O England!

Anthony Berkeley Cox (1893-1971) was, after Agatha Christie and Dorothy L. Sayers, the most influential British writer during the Golden Age of detective fiction. As Anthony Berkeley, he wrote witty and often brilliantly ingenious mysteries, typically boasting multiple solutions and extraordinary twists. As Francis Iles, he wrote two famous novels of psychological suspense as well as the less celebrated but extraordinary As for the Woman.

Under his own name, Cox published O England! in 1934. This was a polemical non-fiction book in which Cox, with characteristic self-confidence, put forward his manifesto for the transformation of English society. Some of his proposals were outlandish to the point of absurdity, but others seem, with hindsight, to have been far-sighted. He was hoping to provoke debate, and persuade others to support his campaign, and announced that he was to produce a follow-up to O England! But there seems to have been widespread apathy about his plans, and he lost heart.

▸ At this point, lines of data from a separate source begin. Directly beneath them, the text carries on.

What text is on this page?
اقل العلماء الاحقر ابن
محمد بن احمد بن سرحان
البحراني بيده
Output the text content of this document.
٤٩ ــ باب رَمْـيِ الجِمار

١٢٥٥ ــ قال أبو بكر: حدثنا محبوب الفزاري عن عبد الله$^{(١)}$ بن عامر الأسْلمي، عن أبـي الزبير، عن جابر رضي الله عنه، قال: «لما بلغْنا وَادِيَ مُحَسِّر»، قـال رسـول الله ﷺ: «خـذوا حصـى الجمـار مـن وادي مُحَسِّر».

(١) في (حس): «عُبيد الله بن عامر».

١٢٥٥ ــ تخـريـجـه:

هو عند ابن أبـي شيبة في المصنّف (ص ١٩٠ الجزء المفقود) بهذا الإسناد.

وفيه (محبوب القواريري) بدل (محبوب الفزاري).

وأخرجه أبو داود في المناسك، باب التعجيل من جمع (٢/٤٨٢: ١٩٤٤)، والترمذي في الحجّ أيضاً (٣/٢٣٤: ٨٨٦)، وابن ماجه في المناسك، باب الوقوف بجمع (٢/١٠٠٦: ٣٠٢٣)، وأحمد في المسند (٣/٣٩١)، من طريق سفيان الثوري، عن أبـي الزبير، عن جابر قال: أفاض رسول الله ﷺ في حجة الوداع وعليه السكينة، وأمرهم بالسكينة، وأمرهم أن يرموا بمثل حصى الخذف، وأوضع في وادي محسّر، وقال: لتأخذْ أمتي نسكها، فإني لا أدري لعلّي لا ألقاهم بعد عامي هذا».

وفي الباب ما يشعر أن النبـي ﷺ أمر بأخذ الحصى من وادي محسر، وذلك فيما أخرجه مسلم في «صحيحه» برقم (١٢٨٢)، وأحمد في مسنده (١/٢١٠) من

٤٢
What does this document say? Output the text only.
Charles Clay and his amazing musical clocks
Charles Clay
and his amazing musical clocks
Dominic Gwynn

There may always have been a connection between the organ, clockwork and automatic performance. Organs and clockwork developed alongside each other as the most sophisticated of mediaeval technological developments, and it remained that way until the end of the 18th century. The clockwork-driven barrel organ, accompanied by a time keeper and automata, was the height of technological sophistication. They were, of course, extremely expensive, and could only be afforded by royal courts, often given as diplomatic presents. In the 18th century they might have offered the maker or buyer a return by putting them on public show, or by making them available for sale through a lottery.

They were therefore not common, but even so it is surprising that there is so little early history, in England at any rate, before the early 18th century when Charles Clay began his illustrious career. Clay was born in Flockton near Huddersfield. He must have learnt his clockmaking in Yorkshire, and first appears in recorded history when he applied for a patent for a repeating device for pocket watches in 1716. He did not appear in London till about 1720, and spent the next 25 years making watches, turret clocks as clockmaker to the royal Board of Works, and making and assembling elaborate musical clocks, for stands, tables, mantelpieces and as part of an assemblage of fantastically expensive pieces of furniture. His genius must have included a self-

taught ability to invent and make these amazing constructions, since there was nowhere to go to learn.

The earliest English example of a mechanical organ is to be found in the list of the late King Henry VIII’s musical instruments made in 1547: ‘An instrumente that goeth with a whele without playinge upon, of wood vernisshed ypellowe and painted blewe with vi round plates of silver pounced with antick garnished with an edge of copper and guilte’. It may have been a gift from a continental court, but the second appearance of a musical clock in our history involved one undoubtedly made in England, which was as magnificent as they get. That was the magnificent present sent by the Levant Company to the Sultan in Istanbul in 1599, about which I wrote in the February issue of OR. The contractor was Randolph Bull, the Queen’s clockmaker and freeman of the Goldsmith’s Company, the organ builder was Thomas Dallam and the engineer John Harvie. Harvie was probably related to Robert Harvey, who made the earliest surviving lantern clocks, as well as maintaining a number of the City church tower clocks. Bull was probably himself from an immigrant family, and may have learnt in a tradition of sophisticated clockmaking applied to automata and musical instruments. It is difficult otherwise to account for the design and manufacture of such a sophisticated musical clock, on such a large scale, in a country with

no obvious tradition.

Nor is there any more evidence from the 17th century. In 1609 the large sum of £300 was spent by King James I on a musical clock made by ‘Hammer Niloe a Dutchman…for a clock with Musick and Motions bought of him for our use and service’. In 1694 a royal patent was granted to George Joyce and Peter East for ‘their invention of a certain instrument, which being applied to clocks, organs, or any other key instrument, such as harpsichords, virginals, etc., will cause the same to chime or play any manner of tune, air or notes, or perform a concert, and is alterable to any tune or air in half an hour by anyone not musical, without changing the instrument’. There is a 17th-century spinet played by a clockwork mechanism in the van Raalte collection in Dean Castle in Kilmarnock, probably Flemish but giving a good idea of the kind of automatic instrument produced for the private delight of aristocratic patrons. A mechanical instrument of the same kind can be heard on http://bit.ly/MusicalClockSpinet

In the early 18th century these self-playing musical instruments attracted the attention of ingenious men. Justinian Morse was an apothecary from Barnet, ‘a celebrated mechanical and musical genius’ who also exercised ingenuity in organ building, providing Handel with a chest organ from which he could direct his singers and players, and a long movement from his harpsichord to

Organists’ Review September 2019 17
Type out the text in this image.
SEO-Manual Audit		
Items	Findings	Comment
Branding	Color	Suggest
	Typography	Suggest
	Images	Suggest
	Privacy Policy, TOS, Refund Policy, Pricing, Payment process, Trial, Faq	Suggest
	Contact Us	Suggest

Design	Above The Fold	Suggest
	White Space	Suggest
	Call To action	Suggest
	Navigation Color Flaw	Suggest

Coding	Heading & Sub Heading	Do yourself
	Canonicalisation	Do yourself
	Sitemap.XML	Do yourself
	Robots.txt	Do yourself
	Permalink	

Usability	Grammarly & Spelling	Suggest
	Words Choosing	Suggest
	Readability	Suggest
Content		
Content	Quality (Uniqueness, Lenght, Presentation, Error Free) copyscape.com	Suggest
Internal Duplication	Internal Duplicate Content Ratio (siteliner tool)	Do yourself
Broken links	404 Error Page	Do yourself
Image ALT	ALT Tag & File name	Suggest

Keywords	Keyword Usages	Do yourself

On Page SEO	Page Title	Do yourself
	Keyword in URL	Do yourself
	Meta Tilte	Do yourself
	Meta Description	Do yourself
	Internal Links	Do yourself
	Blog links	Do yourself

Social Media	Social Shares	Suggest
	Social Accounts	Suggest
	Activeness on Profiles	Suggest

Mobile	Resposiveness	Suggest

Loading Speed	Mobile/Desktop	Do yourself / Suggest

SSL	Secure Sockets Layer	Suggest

The book is uncommon, but this copy was sold cheaply on eBay, and included a letter and card from Cox to someone whose ideas were in sympathy with his. But when other disciples failed to emerge, Cox returned to crime fiction, and his later books included the masterly Trial and Error, which appeared under the Berkeley name. He earned a much greater following as a crime writer than as a political pundit.